# Geese



## flypilot33 (Feb 9, 2006)

Man is the state doing a good job keeping the populations of geese under control with the proper bag limits. Do you have to be an idiot to determine that? Does anyone else feel the bag limits should be much higher for candian geese?


----------



## Parrothead (Apr 15, 2004)

You talking regular season or early season? Huge difference.


----------



## flypilot33 (Feb 9, 2006)

Late season. Early season is better. They should make them both 5 or 6 per day. Otherwise allow hunting in all the apartment complexes which have ponds aka safe havens for waterfowl.


----------



## M.Magis (Apr 5, 2004)

Waterfowl are Federally regulated, not State.


----------



## BigChessie (Mar 12, 2005)

> Waterfowl are Federally regulated, not State.


The feds have opened up the ability to start reducing numbers through several diffrent "Suggestions" to the State. Allow you to hunt 1/2 after sunset,allow e-callers for cans,unlimited amount of shells in your gun,earlier season dates. The key to all of this is that it is up to the State whether or not they use these new measures. I guess we just have to wait and see what they decide. I would love to just completly for-go the early season just to add the dates to the end of the season. How many geese do you see still flying around and pounding the fields 2 weeks into Feb?? I have them by the hundreds landing right into my back yard!


----------



## JUSTCRAZY (Apr 6, 2004)

The early season was designed to get rid of "local" birds and thin there population. They do not want to affect the overall numbers of the migrating birds, specifically they tend to watch the St.James bay birds and some other sub-populations.
If I am not mistaken, the early season limits are actully set by the State and not the Feds due to the fact that it is intended to affect only this states birds. That is why the three large "goose areas" are so influential on the the numbers for early season. They look a lot a Killdeer, Mosquito, and the one over by Grand lake. 
At this point people are going to have to live with the large swarms of local geese at public ponds, and apartments near the cities. That is what they have been born in breed to do. They have no need to migrate and they will not be shot. But that is another story.

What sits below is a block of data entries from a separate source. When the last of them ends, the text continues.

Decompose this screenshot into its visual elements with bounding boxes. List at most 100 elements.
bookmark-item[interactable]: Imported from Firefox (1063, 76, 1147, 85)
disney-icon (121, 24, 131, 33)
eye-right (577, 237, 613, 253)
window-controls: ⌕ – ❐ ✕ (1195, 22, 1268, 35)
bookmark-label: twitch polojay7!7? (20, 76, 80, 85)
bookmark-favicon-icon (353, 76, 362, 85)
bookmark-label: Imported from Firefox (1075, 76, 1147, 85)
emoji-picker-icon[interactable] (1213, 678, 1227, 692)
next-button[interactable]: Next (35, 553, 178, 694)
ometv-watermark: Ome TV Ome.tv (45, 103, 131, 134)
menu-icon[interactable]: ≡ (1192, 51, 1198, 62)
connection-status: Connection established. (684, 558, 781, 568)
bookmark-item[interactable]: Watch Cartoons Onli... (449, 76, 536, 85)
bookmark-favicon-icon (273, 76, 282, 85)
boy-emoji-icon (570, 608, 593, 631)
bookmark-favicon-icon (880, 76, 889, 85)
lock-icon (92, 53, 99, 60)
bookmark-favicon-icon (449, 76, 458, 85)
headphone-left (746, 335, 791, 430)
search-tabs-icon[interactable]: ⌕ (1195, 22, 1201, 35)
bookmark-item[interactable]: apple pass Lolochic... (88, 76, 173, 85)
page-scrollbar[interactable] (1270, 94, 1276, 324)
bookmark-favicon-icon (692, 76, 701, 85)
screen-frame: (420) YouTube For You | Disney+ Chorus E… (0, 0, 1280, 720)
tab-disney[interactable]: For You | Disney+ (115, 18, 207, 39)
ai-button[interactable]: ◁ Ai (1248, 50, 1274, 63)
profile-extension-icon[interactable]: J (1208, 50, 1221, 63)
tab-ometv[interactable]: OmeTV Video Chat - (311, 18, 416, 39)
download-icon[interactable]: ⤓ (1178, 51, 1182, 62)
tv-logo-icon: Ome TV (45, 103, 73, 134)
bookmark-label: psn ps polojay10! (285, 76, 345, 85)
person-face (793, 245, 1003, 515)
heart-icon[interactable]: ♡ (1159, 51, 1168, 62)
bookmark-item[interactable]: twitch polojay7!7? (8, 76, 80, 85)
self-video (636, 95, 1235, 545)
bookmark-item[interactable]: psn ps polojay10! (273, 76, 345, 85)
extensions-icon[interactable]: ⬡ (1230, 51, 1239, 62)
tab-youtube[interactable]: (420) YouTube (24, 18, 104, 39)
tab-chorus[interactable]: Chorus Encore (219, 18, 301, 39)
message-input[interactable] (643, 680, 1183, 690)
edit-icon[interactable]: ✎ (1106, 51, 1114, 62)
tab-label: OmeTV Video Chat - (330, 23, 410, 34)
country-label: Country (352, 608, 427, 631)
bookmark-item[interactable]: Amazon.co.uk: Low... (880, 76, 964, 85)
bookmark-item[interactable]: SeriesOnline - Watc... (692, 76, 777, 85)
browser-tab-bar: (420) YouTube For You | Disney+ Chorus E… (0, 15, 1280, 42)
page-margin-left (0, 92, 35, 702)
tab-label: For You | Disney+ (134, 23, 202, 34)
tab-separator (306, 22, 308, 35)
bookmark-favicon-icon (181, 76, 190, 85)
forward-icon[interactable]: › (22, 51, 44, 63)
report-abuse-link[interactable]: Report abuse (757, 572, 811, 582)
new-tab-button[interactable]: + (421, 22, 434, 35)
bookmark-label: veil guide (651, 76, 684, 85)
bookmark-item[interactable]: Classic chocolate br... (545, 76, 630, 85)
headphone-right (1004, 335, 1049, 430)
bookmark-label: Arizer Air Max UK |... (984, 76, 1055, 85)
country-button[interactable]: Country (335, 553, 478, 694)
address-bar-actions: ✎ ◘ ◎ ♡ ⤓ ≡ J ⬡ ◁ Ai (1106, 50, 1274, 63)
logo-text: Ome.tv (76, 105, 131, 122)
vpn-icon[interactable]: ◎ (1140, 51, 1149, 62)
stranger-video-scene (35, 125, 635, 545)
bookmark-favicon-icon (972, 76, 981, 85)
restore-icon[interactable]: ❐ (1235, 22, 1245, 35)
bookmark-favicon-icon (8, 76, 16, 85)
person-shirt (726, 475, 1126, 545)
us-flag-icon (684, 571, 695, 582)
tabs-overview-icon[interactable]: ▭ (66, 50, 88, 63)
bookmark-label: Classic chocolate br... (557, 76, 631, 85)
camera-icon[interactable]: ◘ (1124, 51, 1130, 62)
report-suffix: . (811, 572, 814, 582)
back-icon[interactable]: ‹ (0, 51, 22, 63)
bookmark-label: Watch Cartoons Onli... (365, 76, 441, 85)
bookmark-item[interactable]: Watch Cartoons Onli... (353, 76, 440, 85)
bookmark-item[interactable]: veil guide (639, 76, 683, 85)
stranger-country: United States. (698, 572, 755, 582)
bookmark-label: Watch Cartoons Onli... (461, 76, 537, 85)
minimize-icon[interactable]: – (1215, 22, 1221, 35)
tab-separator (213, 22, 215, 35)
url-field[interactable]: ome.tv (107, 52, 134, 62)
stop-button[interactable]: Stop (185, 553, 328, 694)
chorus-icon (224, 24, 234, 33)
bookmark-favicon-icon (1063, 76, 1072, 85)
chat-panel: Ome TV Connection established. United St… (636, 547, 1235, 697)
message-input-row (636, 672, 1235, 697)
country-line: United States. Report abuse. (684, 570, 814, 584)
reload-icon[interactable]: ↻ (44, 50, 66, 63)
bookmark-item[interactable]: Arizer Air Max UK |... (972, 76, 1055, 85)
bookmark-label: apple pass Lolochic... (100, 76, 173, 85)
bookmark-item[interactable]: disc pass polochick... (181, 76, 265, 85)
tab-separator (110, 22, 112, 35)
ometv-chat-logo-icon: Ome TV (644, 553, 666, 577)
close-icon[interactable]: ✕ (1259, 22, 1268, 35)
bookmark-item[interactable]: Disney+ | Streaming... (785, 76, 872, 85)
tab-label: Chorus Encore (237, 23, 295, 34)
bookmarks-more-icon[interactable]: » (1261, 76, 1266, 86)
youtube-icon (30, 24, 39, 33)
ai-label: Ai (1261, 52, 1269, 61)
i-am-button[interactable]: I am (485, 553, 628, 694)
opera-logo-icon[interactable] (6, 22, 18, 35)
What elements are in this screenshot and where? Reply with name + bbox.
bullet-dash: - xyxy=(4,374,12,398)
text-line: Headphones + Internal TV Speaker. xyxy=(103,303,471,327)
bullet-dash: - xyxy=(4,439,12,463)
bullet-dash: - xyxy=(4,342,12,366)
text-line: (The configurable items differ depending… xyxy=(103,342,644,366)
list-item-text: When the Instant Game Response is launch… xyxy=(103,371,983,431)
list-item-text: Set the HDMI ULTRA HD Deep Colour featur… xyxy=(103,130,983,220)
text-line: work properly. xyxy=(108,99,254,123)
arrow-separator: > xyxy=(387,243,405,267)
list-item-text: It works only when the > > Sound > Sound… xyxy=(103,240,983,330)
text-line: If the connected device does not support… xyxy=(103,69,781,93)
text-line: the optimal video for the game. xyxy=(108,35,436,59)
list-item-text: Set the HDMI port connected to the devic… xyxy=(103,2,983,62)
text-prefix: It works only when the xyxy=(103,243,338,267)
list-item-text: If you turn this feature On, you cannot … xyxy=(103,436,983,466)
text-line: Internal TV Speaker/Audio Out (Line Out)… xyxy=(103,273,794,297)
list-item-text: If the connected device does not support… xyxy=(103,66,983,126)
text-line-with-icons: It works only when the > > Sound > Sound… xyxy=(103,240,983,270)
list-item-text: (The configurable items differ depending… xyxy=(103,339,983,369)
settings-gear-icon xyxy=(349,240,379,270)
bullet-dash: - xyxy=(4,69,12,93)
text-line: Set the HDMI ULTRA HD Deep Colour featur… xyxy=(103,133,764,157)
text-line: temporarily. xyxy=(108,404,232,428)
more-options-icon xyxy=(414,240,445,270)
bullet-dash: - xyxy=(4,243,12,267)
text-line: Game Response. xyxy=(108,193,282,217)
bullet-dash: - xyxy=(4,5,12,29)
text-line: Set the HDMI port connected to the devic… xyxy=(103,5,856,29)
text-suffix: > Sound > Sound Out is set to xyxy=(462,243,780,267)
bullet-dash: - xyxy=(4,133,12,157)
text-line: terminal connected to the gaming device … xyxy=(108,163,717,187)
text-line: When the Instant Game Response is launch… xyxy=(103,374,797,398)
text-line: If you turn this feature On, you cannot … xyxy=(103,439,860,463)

Got to go can't type any more
Rob


----------



## M.Magis (Apr 5, 2004)

I guess I stated that wrong. The State must fall within the guidlines set by the Feds. My point was, to say that the State is doing a poor job managing their numbers is a very misinformed statement. They can't simply up the bag limits, as there's numerous factors to be considered. One being, as Rob mentioned, there are both local and migratory geese. The locals that everyone complains about, aren't going to change very much, no matter what they do with the regulations.


----------



## JUSTCRAZY (Apr 6, 2004)

But it sure would be a lot easier to limit out on birds in any suburb of Columbus while at an aptartment complex than it would be even if you were in Canada! They are just everywhere, and untouchable by most legal means.


----------



## crawdiddy (Apr 10, 2006)

there are way too many canadian geese and they are very annoying quacking all the time, landing on spots just as I'm getting ready to fish them, crapping all over the place, snagging my lucky craft and flying away with it. please shoot as many as is legally possible. They look like they'd be tasty. thanks for doing this service.


----------



## freyedknot (Apr 10, 2004)

http://www.wkyc.com/video/player.aspx?aid=24018&sid=53379&bw=


----------



## 1977 walleye guy (Mar 11, 2006)

crawdiddy said:


> there are way too many canadian geese and they are very annoying quacking all the time


LMAO.....Crawdiddy they don't quack, they honk


----------



## crawdiddy (Apr 10, 2006)

when I typed that something seemed strange.


----------



## BigChessie (Mar 12, 2005)

> The early season was designed to get rid of "local" birds and thin there population. They do not want to affect the overall numbers of the migrating birds, specifically they tend to watch the St.James bay birds and some other sub-populations


The story I read was in Waterfowler.com mag. They specified that if the States would set the early season early enough that the geese in Canada that migrate down would still be there and would not be impacted. They were wanting the States to use their new guidelines to remove only the resident geese. I don't know how many resident geese would be affected, but I know it would not take long for the few that do wander away from the Apt complex and golf courses to figure out its time to stay there if they wanna live. lol It would be interesting to know how many "resident" geese migrate back and forth here within Ohio. I see a large number of geese flying back and forth everyday and find it hard to believe that they are all "locals"


----------



## fishintiger (Apr 26, 2004)

at my apartment complex we have a Goose family that has taken up residence. Mama and Papa have I think 6-8 little ones. Yesterday when I was taking my dog out they were sitting by the pond. There was a cat checking them out. I think he was going to reduce the flock or at least try to. I watched for probably 10 minutes. I watched the cat inch closer and closer to the geese. One of the big ones hissed at my dog when we first got out there but that was it. Then it noticed the cat was getting a little too close. So it started hissing at the cat. The cat didn't pay any attention to the warning as it kept inching closer. At that point Mama puffed out her wings and ran straight at the cat. The cat just sat there. I was laughing. I was hoping the goose would show the cat who was boss but it just ran at it and then turned around and left. The little ones are getting pretty big. I like seeing them but boy do they make a mess.


----------